Artikel 5 Ontwerp en uitvoering van de installaties 5.1
Algemeen
5.1.1 De aanvrager dient zich ervan te vergewissen dat steeds de laatste uitgave van de technishe aansluitvoorwaarden met bijbehorende tekeningen in zijn bezit is. 5.2
Ontwerpgegevens en uitvoering klantinstallatie Specifieke eisen aan ontwerpgegevens en uitvoering van klantinstallaties: zie supplementen.

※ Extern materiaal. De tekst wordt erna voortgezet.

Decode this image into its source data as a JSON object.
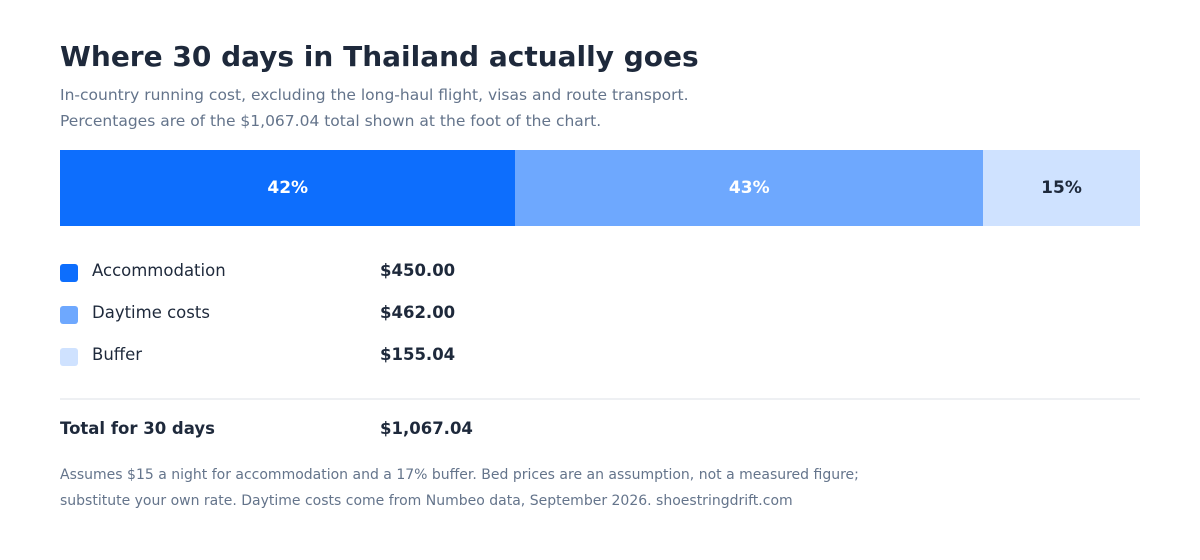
{
  "chart_data": {
    "type": "stacked-bar",
    "orientation": "horizontal",
    "title": "Where 30 days in Thailand actually goes",
    "subtitle": [
      "In-country running cost, excluding the long-haul flight, visas and route transport.",
      "Percentages are of the $1,067.04 total shown at the foot of the chart."
    ],
    "series": [
      {
        "name": "Accommodation",
        "color": "#0d6efd",
        "label_color": "#ffffff",
        "values": [
          450
        ],
        "value_labels": [
          "$450.00"
        ],
        "share_label": "42%"
      },
      {
        "name": "Daytime costs",
        "color": "#6ea8fe",
        "label_color": "#ffffff",
        "values": [
          462
        ],
        "value_labels": [
          "$462.00"
        ],
        "share_label": "43%"
      },
      {
        "name": "Buffer",
        "color": "#cfe2ff",
        "label_color": "#1e293b",
        "values": [
          155.04
        ],
        "value_labels": [
          "$155.04"
        ],
        "share_label": "15%"
      }
    ],
    "total_name": "Total for 30 days",
    "total": 1067.04,
    "total_label": "$1,067.04",
    "note": [
      "Assumes $15 a night for accommodation and a 17% buffer. Bed prices are an assumption, not a measured figure;",
      "substitute your own rate. Daytime costs come from Numbeo data, September 2026. shoestringdrift.com"
    ]
  }
}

Artikel 6 Controle van de installatie 6.1
Algemene bepalingen
6.1.1 Het bedrijf is te allen tijde bevoegd te controleren of de verwarmingsinstallatie of een gedeelte daarvan voldoet aan het bepaalde in of krachtens deze technische aansluitvoorwaarden. 6.1.2 Indien een erkende installateur bezwaren heeft tegen de op grond van een controle verlangde wijzigingen of tegen in rekening gebrachte kosten van een (her)controle, dan kan hij deze bezwaren binnen tien werkdagen, nadat hij van de verlangde wijzigingen in kennis is gesteld of hem de kosten in rekening zijn gebracht, schriftelijk ter kennis van het bedrijf brengen. Het bedrijf zal binnen acht werkdagen na ontvangst van de bezwaren, de erkende installateur van zijn beslissing op de hoogte brengen. Indien de erkende installateur van deze mogelijkheid binnen de genoemde termijn geen gebruik maakt, wordt hij geacht geen bezwaren te hebben. 6.1.3 Indien bij controle blijkt, dat een installatie of gedeelte daarvan, waarvoor nog geen aansluiting op het net heeft plaats gevonden, niet voldoet aan het bepaalde in of krachtens deze technische aansluitvoorwaarden, moet de erkende installateur van het gereedkomen van de vereiste wijzigingen op de wijze als omschreven in artikel 4.3.1 aan het bedrijf kennis geven. 6.1.4 Indien de uitslag van een controle gunstig is, wordt hiervan aan de erkende installateur mededeling gedaan.
10
Technische Aansluitvoorwaarden Grootverbruikers
6.1.5 Indien de uitslag van een controle ongunstig is, dan geschiedt daarvan mededeling aan de erkende installateur en, indien het bedrijf dit nodig acht aan de eigenaar of de bewoner. 6.1.6 Indien de uitslag van een controle of hercontrole ongunstig is, worden de kosten hiervan bij de installateur in rekening gebracht. 6.1.7 Indien de installatie werkzaamheden niet door een erkende installateur zijn verricht, behoudt het bedrijf zich het recht voor om, onverminderd het bepaalde in lid 1, nieuwe installaties te controleren en is het in de leden 2 tot en met 6 van dit artikel bepaalde van toepassing op de aanvrager respectievelijk de verbruiker. 6.2
Uitvoering van de controle
6.2.1 De installateur is - indien het bedrijf dit verlangt - verplicht bij een controle respectievelijk hercontrole aanwezig te zijn. De oproep daartoe zal tenminste drie volle werkdagen voor het tijdstip, waarop de controle respectievelijk hercontrole zal plaatsvinden, ter kennis van de installateur worden gebracht. 6.2.2 De installateur moet kosteloos aan het bedrijf de door dit bedrijf verlangde hulp verlenen, opdat een goede controle of hercontrole van de installatie of een gedeelte daarvan mogelijk is. Deze hulp kan bestaan uit het ter beschikking stellen van personen of goederen, zoals gereedschappen en instrumenten, nodig voor beproeven van een installatie. 6.2.3 Indien een controle of hercontrole niet of onvoldoende kan worden uitgevoerd, omdat de installateur niet heeft voldaan aan zijn verplichtingen ingevolge artikel 6, lid 2.1 en 2.2, is hij aan het bedrijf het voor een hercontrole geldende bedrag verschuldigd. 6.2.4 Indien de hier bedoelde werkzaamheden niet door een erkende installateur zijn verricht, is het in de leden 1 tot en met 3 van dit artikel bepaalde van toepassing op de aanvrager respectievelijk de verbruiker.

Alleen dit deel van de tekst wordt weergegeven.